Barack Obama is on pace to become the most-traveled president in U.S. history, according to a new study conducted by the National Taxpayers Union Foundation
. In just his first two years in office, Obama has spent more days out of the country than any other commander in chief other than Bill Clinton who, during his eight years in office, was out of the country an average of 29.1 days per year.
The study found that Obama has made 15 trips as chief executive and visited 26 countries during an accumulated period of 55 total days, a figure that exceeds the previous record of 54 days held by George H.W. Bush.

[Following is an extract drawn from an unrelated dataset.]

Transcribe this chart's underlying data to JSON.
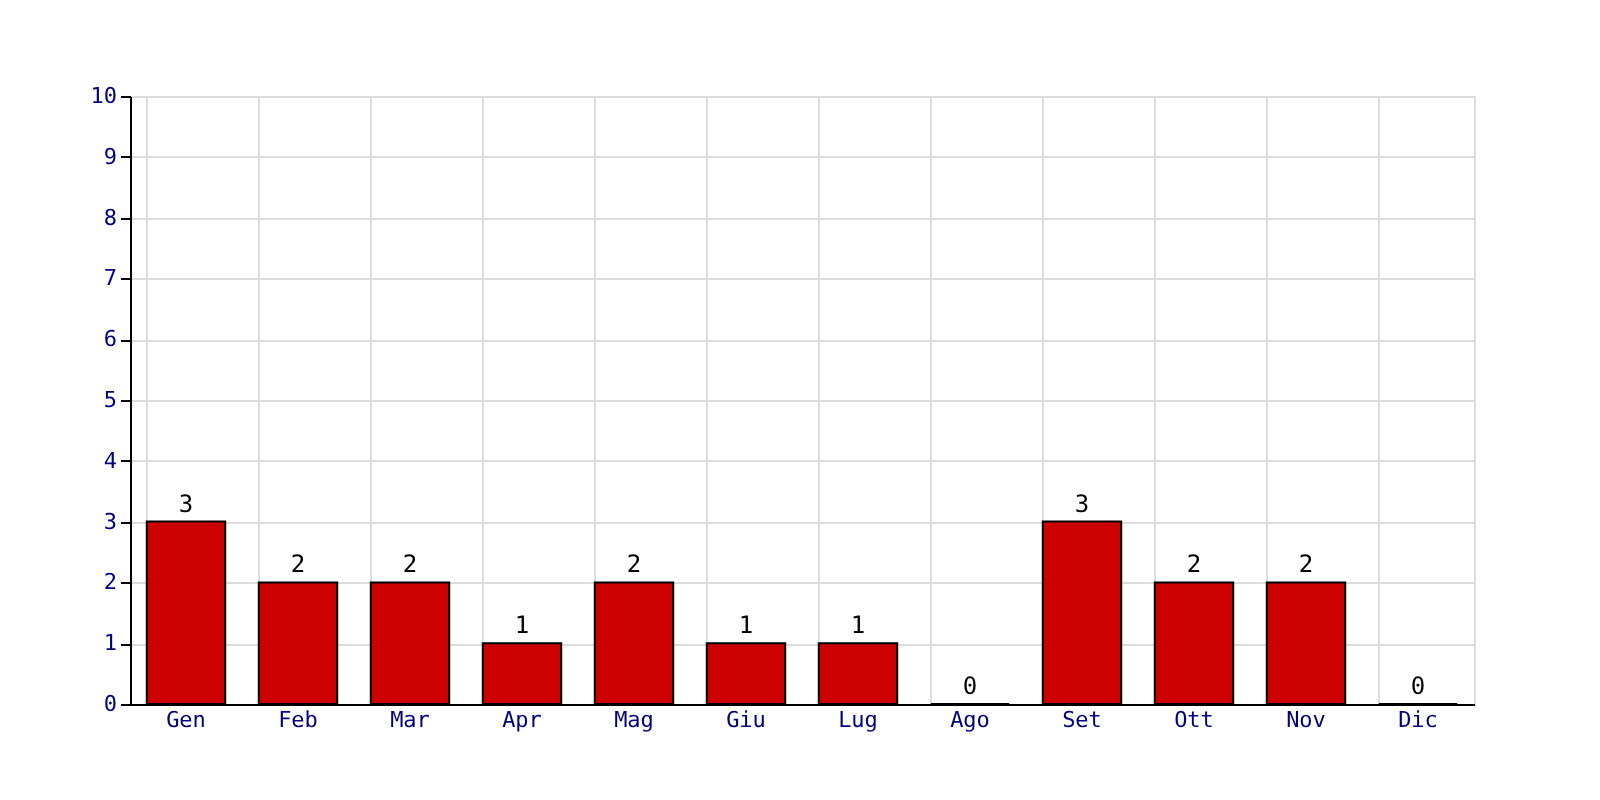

At this rate, Obama would rack up a total of 110 travel days over four years, which would surpass the number of days that Bush spent during his four years in office (102 days, or an average of 25.5 days per year).
The bulk of Obama’s journeys abroad took place during his first year in office, the study found. In 2009, Obama made 10 trips to 21 countries and was out of the United States a total of 37 days. The senior Bush took seven trips to 17 countries over 28 days during the course of his first year in office.
Richard Nixon took three trips in each of his first two years, and Ronald Reagan made four trips in each. Gerald Ford, Jimmy Carter, George H. W. Bush, Bill Clinton, and George W. Bush all took more trips in their second year.
Obama’s five trips abroad this year had him out of the country just 18 days, the fewest days in a president’s second year of office since Jimmy Carter traveled a total of 13 days in 1978.